Genome-wide characteristics of de novo mutations in autism.

De novo mutations (DNMs) are important in Autism Spectrum Disorder (ASD), but so far analyses have mainly been on the ~1.5% of the genome encoding genes. Here, we performed whole genome sequencing (WGS) of 200 ASD parent-child trios and characterized germline and somatic DNMs. We confirmed that the majority of germline DNMs (75.6%) originated from the father, and these increased significantly with paternal age only (p=4.2×10-10 ). However, when clustered DNMs (those within 20kb) were found in ASD, not only did they mostly originate from the mother (p=7.7×10-13 ), but they could also be found adjacent to de novo copy number variations (CNVs) where the mutation rate was significantly elevated (p=2.4×10-24 ).
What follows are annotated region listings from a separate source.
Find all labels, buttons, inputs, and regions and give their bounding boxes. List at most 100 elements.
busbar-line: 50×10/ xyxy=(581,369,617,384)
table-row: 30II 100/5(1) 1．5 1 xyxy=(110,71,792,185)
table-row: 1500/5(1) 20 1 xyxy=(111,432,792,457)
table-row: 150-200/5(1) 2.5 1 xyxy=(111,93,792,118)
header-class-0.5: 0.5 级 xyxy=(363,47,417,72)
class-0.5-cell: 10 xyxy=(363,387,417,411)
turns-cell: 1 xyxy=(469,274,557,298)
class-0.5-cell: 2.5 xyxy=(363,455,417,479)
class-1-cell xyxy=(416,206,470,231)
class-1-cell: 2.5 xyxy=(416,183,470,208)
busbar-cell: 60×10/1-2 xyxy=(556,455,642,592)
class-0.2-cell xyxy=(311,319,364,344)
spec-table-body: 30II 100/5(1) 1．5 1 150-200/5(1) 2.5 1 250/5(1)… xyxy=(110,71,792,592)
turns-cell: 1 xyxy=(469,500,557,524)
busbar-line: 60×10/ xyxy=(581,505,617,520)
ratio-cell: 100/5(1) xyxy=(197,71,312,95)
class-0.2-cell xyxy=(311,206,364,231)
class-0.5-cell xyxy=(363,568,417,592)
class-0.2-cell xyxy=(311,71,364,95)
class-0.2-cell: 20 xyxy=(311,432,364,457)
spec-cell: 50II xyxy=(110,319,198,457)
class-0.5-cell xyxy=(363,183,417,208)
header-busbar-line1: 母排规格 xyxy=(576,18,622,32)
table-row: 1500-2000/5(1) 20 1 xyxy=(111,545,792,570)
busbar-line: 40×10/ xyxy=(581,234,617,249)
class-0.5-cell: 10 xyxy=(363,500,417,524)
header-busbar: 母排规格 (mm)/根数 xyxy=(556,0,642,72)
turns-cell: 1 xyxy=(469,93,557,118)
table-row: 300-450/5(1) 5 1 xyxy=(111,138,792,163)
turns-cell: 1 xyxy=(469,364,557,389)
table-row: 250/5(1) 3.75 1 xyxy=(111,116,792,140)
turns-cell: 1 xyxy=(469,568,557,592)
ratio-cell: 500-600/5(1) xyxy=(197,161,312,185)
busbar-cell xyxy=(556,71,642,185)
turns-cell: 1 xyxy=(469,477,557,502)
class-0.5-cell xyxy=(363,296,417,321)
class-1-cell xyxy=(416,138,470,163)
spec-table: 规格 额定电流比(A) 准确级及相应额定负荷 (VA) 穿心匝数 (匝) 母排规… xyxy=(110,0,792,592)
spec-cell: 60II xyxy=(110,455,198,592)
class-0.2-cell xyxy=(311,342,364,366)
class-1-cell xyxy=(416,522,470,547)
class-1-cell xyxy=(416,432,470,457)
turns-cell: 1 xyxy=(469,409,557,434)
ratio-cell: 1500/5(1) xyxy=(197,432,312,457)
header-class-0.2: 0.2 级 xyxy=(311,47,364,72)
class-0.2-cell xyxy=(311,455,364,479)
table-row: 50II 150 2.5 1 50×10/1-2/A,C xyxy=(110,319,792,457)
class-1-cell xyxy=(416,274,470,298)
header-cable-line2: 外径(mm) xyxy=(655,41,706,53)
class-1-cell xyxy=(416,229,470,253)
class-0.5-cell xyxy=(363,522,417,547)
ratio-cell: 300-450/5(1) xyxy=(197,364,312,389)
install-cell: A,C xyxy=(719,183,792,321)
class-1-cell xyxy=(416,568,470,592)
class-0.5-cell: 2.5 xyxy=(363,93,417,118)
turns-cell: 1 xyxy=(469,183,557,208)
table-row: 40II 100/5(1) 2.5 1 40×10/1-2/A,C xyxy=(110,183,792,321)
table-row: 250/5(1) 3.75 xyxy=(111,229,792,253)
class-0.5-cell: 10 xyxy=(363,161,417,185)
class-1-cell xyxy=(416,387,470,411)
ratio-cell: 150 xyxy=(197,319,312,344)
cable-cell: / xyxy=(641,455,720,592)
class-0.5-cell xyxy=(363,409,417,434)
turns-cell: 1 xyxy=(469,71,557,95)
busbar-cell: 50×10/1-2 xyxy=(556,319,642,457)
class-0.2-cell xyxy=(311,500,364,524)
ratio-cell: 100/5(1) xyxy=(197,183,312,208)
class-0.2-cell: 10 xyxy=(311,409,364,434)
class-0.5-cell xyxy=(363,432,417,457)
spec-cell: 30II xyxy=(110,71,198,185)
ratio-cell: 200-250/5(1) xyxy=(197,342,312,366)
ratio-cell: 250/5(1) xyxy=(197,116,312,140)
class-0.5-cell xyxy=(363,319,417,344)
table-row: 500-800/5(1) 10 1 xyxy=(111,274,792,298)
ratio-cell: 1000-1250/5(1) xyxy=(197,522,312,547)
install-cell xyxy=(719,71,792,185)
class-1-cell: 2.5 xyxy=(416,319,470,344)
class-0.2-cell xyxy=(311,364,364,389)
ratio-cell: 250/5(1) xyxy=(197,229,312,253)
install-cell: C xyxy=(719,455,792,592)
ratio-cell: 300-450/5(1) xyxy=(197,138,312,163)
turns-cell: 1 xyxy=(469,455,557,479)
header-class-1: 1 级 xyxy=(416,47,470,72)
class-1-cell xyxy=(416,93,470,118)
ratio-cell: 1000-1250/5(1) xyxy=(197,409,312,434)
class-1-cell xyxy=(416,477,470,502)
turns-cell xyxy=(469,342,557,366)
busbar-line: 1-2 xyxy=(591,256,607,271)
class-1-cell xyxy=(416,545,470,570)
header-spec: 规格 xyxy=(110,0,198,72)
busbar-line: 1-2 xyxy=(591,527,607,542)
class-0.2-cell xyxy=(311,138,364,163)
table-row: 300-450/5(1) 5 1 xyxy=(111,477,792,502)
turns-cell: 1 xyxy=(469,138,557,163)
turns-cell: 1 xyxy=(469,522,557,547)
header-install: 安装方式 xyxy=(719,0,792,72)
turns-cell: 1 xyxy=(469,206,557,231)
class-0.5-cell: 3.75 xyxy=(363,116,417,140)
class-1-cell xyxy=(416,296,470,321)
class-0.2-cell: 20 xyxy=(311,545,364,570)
By comparing DNMs detected in controls, we found a significant enrichment of predicted damaging DNMs in ASD cases (p=8.0×10-9 ; OR=1.84), of which 15.6% (p=4.3×10-3 ) and 22.5% (p=7.0×10-5 ) were in the non-coding or genic non-coding, respectively. The non-coding elements most enriched for DNM were untranslated regions of genes, boundaries involved in exon-skipping and DNase I hypersensitive regions. Using microarrays and a novel outlier detection test, we also found aberrant methylation profiles in 2/185 (1.1%) of ASD cases. These same individuals carried independently identified DNMs in the ASD risk- and epigenetic- genes DNMT3A and ADNP. Our data begins to characterize different genome-wide DNMs, and highlight the contribution of non-coding variants, to the etiology of ASD.